Marcelo Sant Anna/EM/D.A Press
Wender Adriano Nunes, 36 anos, taxista

“O cidadão sairia de casa, pegaria um ônibus até o terminal do Centro. De lá, poderia ir para o trabalho a pé ou nas linhas circulares. Isso acabaria com os ônibus azuis”

PROPOSTA
Terminais de ônibus que liguem o Centro aos bairros. Na área central, passageiros transitariam por meio de linhas circulares e táxi-lotação

Marcelo Sant Anna/EM/D.A Press
Haroldo Moreira, 50 anos, taxista

“Hoje tem muito ‘guiador’ de carros nas ruas, faltam motoristas. Tem que haver mais rigidez na hora da renovação. Se tivesse a regra, pelo menos metade voltaria a freqüentar a auto-escola”.

PROPOSTA
Exames de rua para motoristas na hora de renovar a carteira de habilitação

Juarez Rodrigues/EM/D.A Press
Éder Alex Rodrigues, 27 anos, motorista de ônibus

“No fim da tarde, levo uma hora para cruzar o Centro. Tem carro demais e não é mais possível alargar as ruas. O jeito é proibir parte da frota de circular”

PROPOSTA
Rodízio de carros no Centro. Pelo menos duas placas seriam proibidas de circular em cada dia útil

Juarez Rodrigues/EM/D.A Press
Hélio Machado Soares, 61 anos, motorista de ônibus

“O trânsito já está bastante saturado. A mania da cortar o asfalto durante o dia tem que acabar”.

PROPOSTA
Decreto municipal proibindo obras que interrompam sistema viário entre 7h e 19h, em dias úteis

Juarez Rodrigues/EM/D.A Press
Delson Hilário Marques, 30 anos, motorista de ônibus

“Quem tem mais dinheiro não gosta de andar de ônibus.

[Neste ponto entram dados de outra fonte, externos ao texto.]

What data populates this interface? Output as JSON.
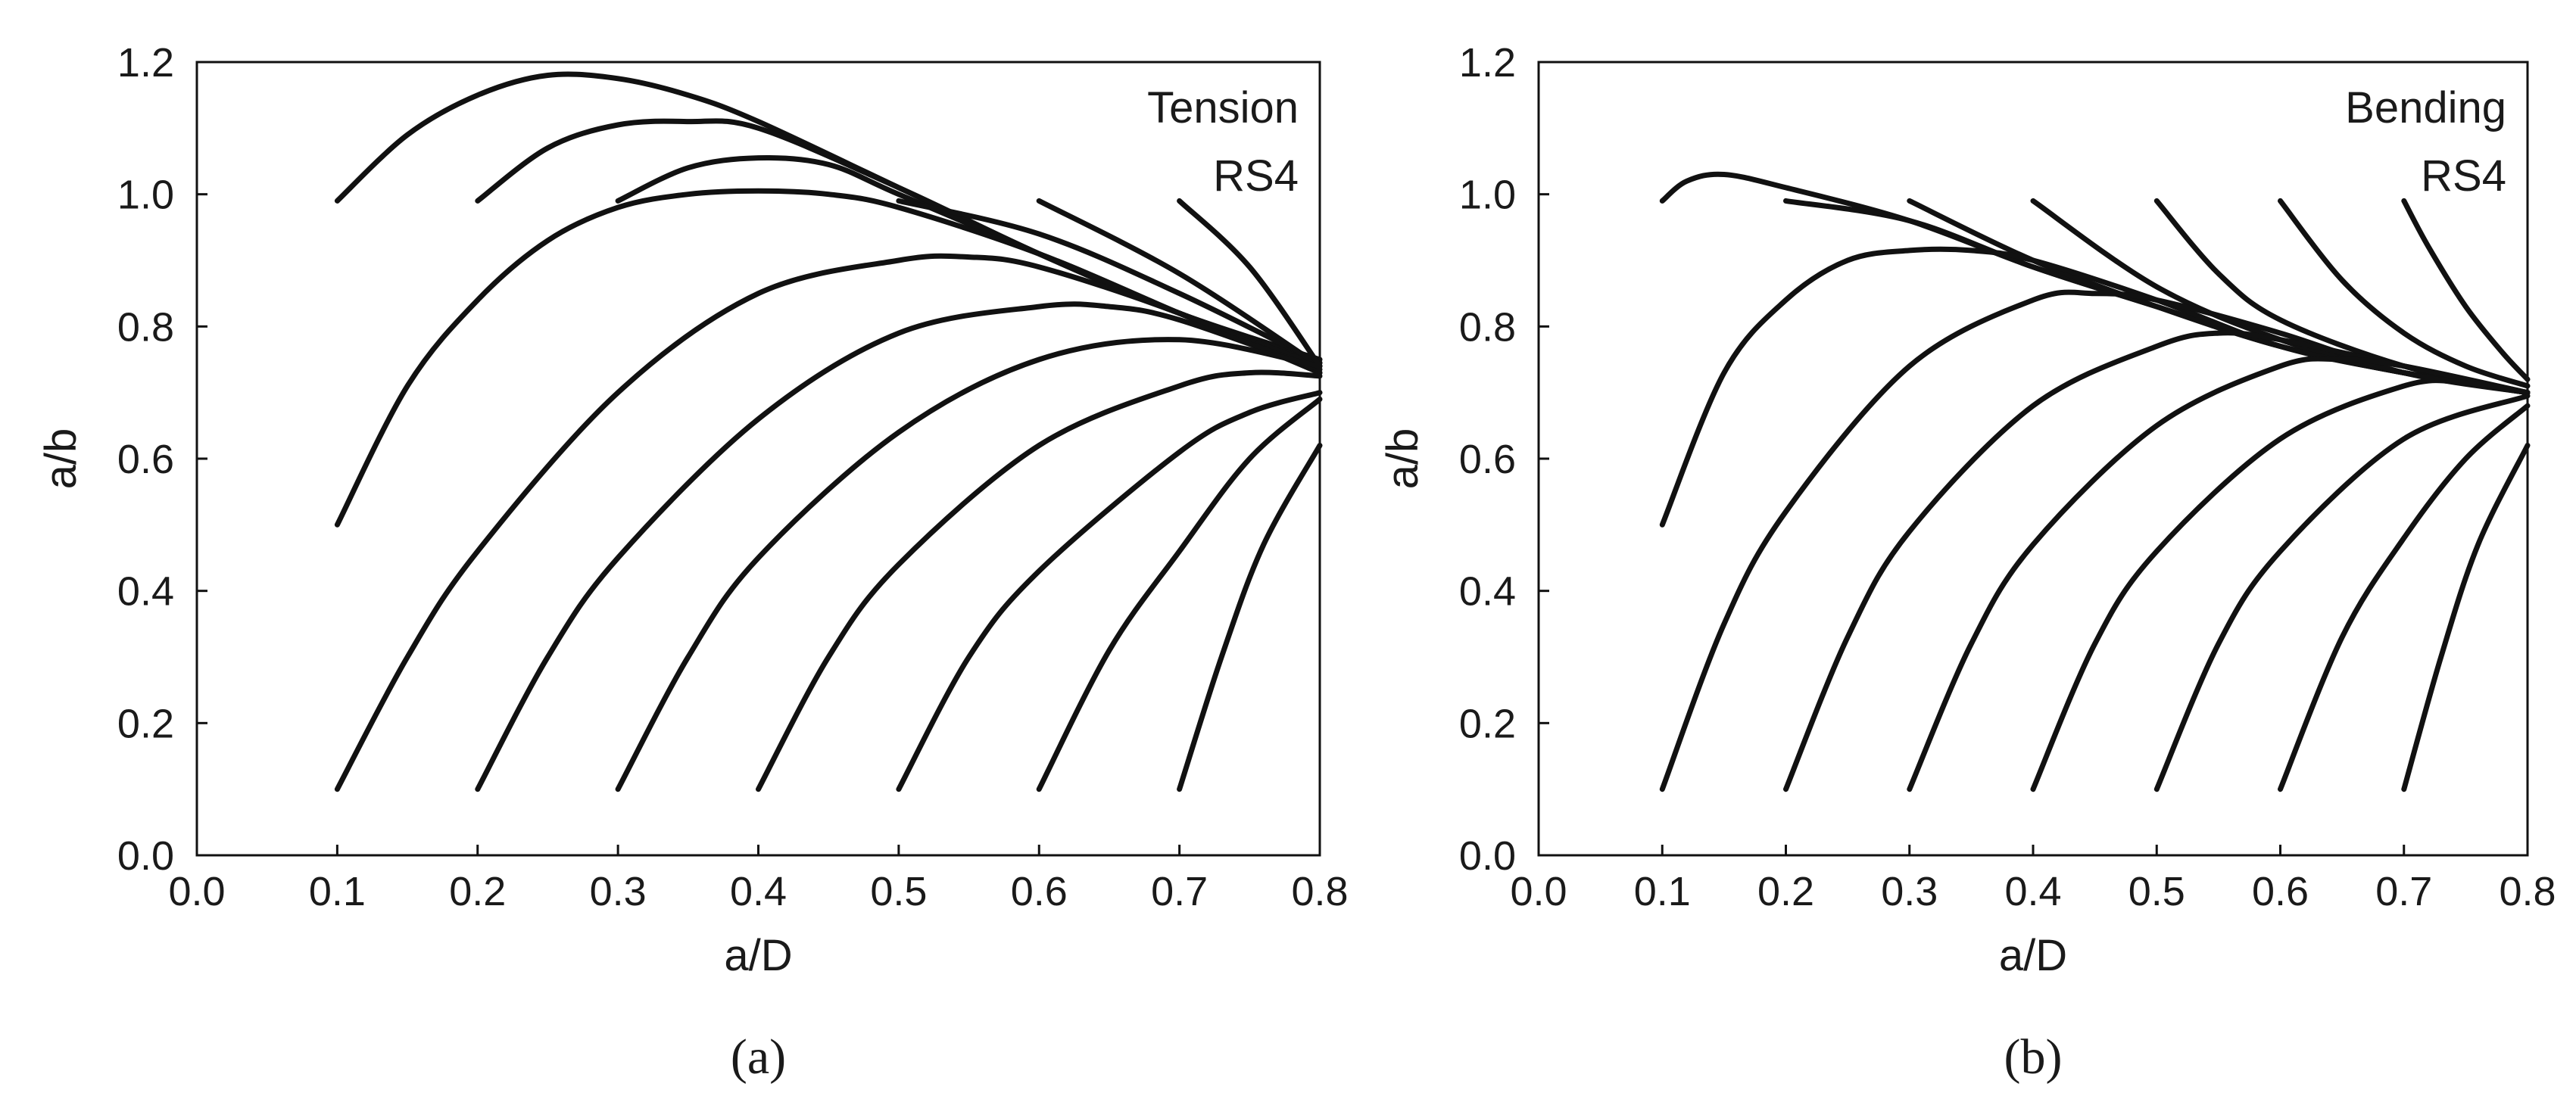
{
  "chart_data": [
    {
      "type": "line",
      "panel_label": "(a)",
      "annotation": [
        "Tension",
        "RS4"
      ],
      "xlabel": "a/D",
      "ylabel": "a/b",
      "xlim": [
        0.0,
        0.8
      ],
      "ylim": [
        0.0,
        1.2
      ],
      "xticks": [
        "0.0",
        "0.1",
        "0.2",
        "0.3",
        "0.4",
        "0.5",
        "0.6",
        "0.7",
        "0.8"
      ],
      "yticks": [
        "0.0",
        "0.2",
        "0.4",
        "0.6",
        "0.8",
        "1.0",
        "1.2"
      ],
      "grid": false,
      "series": [
        {
          "x": [
            0.1,
            0.15,
            0.2,
            0.25,
            0.3,
            0.35,
            0.4,
            0.5,
            0.6,
            0.7,
            0.8
          ],
          "y": [
            0.99,
            1.09,
            1.15,
            1.18,
            1.175,
            1.15,
            1.11,
            1.01,
            0.91,
            0.82,
            0.75
          ]
        },
        {
          "x": [
            0.2,
            0.25,
            0.3,
            0.35,
            0.4,
            0.5,
            0.6,
            0.7,
            0.8
          ],
          "y": [
            0.99,
            1.07,
            1.105,
            1.11,
            1.1,
            1.01,
            0.91,
            0.82,
            0.745
          ]
        },
        {
          "x": [
            0.3,
            0.35,
            0.4,
            0.45,
            0.5,
            0.6,
            0.7,
            0.8
          ],
          "y": [
            0.99,
            1.04,
            1.055,
            1.045,
            1.0,
            0.91,
            0.82,
            0.74
          ]
        },
        {
          "x": [
            0.5,
            0.6,
            0.7,
            0.8
          ],
          "y": [
            0.99,
            0.94,
            0.85,
            0.745
          ]
        },
        {
          "x": [
            0.6,
            0.7,
            0.8
          ],
          "y": [
            0.99,
            0.88,
            0.74
          ]
        },
        {
          "x": [
            0.7,
            0.75,
            0.8
          ],
          "y": [
            0.99,
            0.89,
            0.74
          ]
        },
        {
          "x": [
            0.1,
            0.15,
            0.2,
            0.25,
            0.3,
            0.35,
            0.4,
            0.45,
            0.5,
            0.6,
            0.7,
            0.8
          ],
          "y": [
            0.5,
            0.71,
            0.84,
            0.93,
            0.98,
            1.0,
            1.005,
            1.0,
            0.98,
            0.91,
            0.82,
            0.73
          ]
        },
        {
          "x": [
            0.1,
            0.15,
            0.2,
            0.3,
            0.4,
            0.5,
            0.55,
            0.6,
            0.7,
            0.8
          ],
          "y": [
            0.1,
            0.3,
            0.46,
            0.7,
            0.85,
            0.9,
            0.905,
            0.89,
            0.82,
            0.73
          ]
        },
        {
          "x": [
            0.2,
            0.25,
            0.3,
            0.4,
            0.5,
            0.6,
            0.65,
            0.7,
            0.8
          ],
          "y": [
            0.1,
            0.3,
            0.45,
            0.66,
            0.79,
            0.83,
            0.83,
            0.81,
            0.735
          ]
        },
        {
          "x": [
            0.3,
            0.35,
            0.4,
            0.5,
            0.6,
            0.7,
            0.8
          ],
          "y": [
            0.1,
            0.3,
            0.45,
            0.64,
            0.75,
            0.78,
            0.74
          ]
        },
        {
          "x": [
            0.4,
            0.45,
            0.5,
            0.6,
            0.7,
            0.75,
            0.8
          ],
          "y": [
            0.1,
            0.3,
            0.44,
            0.62,
            0.71,
            0.73,
            0.725
          ]
        },
        {
          "x": [
            0.5,
            0.55,
            0.6,
            0.7,
            0.75,
            0.8
          ],
          "y": [
            0.1,
            0.3,
            0.43,
            0.61,
            0.67,
            0.7
          ]
        },
        {
          "x": [
            0.6,
            0.65,
            0.7,
            0.75,
            0.8
          ],
          "y": [
            0.1,
            0.31,
            0.46,
            0.6,
            0.69
          ]
        },
        {
          "x": [
            0.7,
            0.73,
            0.76,
            0.8
          ],
          "y": [
            0.1,
            0.3,
            0.47,
            0.62
          ]
        }
      ]
    },
    {
      "type": "line",
      "panel_label": "(b)",
      "annotation": [
        "Bending",
        "RS4"
      ],
      "xlabel": "a/D",
      "ylabel": "a/b",
      "xlim": [
        0.0,
        0.8
      ],
      "ylim": [
        0.0,
        1.2
      ],
      "xticks": [
        "0.0",
        "0.1",
        "0.2",
        "0.3",
        "0.4",
        "0.5",
        "0.6",
        "0.7",
        "0.8"
      ],
      "yticks": [
        "0.0",
        "0.2",
        "0.4",
        "0.6",
        "0.8",
        "1.0",
        "1.2"
      ],
      "grid": false,
      "series": [
        {
          "x": [
            0.1,
            0.12,
            0.15,
            0.2,
            0.3,
            0.4,
            0.5,
            0.6,
            0.7,
            0.8
          ],
          "y": [
            0.99,
            1.02,
            1.03,
            1.01,
            0.96,
            0.89,
            0.83,
            0.77,
            0.73,
            0.7
          ]
        },
        {
          "x": [
            0.2,
            0.3,
            0.4,
            0.5,
            0.6,
            0.7,
            0.8
          ],
          "y": [
            0.99,
            0.96,
            0.89,
            0.83,
            0.77,
            0.73,
            0.7
          ]
        },
        {
          "x": [
            0.3,
            0.4,
            0.5,
            0.6,
            0.7,
            0.8
          ],
          "y": [
            0.99,
            0.9,
            0.83,
            0.77,
            0.73,
            0.7
          ]
        },
        {
          "x": [
            0.4,
            0.5,
            0.6,
            0.7,
            0.8
          ],
          "y": [
            0.99,
            0.86,
            0.78,
            0.73,
            0.7
          ]
        },
        {
          "x": [
            0.5,
            0.55,
            0.6,
            0.7,
            0.8
          ],
          "y": [
            0.99,
            0.88,
            0.81,
            0.74,
            0.7
          ]
        },
        {
          "x": [
            0.6,
            0.65,
            0.7,
            0.75,
            0.8
          ],
          "y": [
            0.99,
            0.87,
            0.79,
            0.74,
            0.71
          ]
        },
        {
          "x": [
            0.7,
            0.72,
            0.75,
            0.78,
            0.8
          ],
          "y": [
            0.99,
            0.92,
            0.83,
            0.76,
            0.72
          ]
        },
        {
          "x": [
            0.1,
            0.15,
            0.2,
            0.25,
            0.3,
            0.35,
            0.4,
            0.5,
            0.6,
            0.7,
            0.8
          ],
          "y": [
            0.5,
            0.73,
            0.84,
            0.9,
            0.915,
            0.915,
            0.9,
            0.84,
            0.77,
            0.73,
            0.7
          ]
        },
        {
          "x": [
            0.1,
            0.15,
            0.2,
            0.3,
            0.4,
            0.45,
            0.5,
            0.6,
            0.7,
            0.8
          ],
          "y": [
            0.1,
            0.35,
            0.52,
            0.74,
            0.84,
            0.85,
            0.84,
            0.79,
            0.73,
            0.7
          ]
        },
        {
          "x": [
            0.2,
            0.25,
            0.3,
            0.4,
            0.5,
            0.55,
            0.6,
            0.7,
            0.8
          ],
          "y": [
            0.1,
            0.33,
            0.49,
            0.68,
            0.77,
            0.79,
            0.78,
            0.74,
            0.7
          ]
        },
        {
          "x": [
            0.3,
            0.35,
            0.4,
            0.5,
            0.6,
            0.65,
            0.7,
            0.8
          ],
          "y": [
            0.1,
            0.32,
            0.47,
            0.65,
            0.74,
            0.75,
            0.74,
            0.7
          ]
        },
        {
          "x": [
            0.4,
            0.45,
            0.5,
            0.6,
            0.7,
            0.75,
            0.8
          ],
          "y": [
            0.1,
            0.32,
            0.46,
            0.63,
            0.71,
            0.715,
            0.7
          ]
        },
        {
          "x": [
            0.5,
            0.55,
            0.6,
            0.7,
            0.8
          ],
          "y": [
            0.1,
            0.32,
            0.46,
            0.63,
            0.695
          ]
        },
        {
          "x": [
            0.6,
            0.65,
            0.7,
            0.75,
            0.8
          ],
          "y": [
            0.1,
            0.33,
            0.48,
            0.6,
            0.68
          ]
        },
        {
          "x": [
            0.7,
            0.73,
            0.76,
            0.8
          ],
          "y": [
            0.1,
            0.3,
            0.47,
            0.62
          ]
        }
      ]
    }
  ]
}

É preciso criar uma opção para que os ricos deixem o carro na garagem e esvaziem as ruas”.

PROPOSTA
Sistema de táxi-lotação nas avenidas Amazonas, Cristiano Machado, Getúlio Vargas e Antônio Carlos

Marcelo Sant Anna/EM/D.A Press
Delson Hilário Marques, 30 anos, motorista de ônibus

“As pessoas pegariam ônibus até o terminal do Centro. De lá, poderiam ir ao trabalho e voltar na bicicleta pública. Na Europa funciona. O usuário faria um depósito, para garantia da bicicleta” .

PROPOSTA
Sistema de transporte alternativo para o Hipercentro, integrando linhas fixas de bicicletas públicas aos terminais de ônibus e metrô

Marcelo Sant Anna/EM/D.A Press
Dorival Claret de Souza, 48 anos, taxista

“Entre 7h30 e 9h30, e também 17h e 19h30, os corredores seriam fiscalizados por câmeras. Fora desses horários, o trânsito até flui bem. O desafio é conseguir espaço em vias apertadas, como a Contorno”.

PROPOSTA
Corredores exclusivos para ônibus, em horários de pico, nas avenidas Amazonas, Contorno e Via Expressa
Juarez Rodrigues/EM/D.A Press
Não é só uma questão de obras. Se a população tivesse mais educação, o trânsito seria bem melhor. Geraldo Marques, motorista da linha 4111, que, além dos problemas de rotina, enfrenta imprevistos, como máquinas manobrando na pista.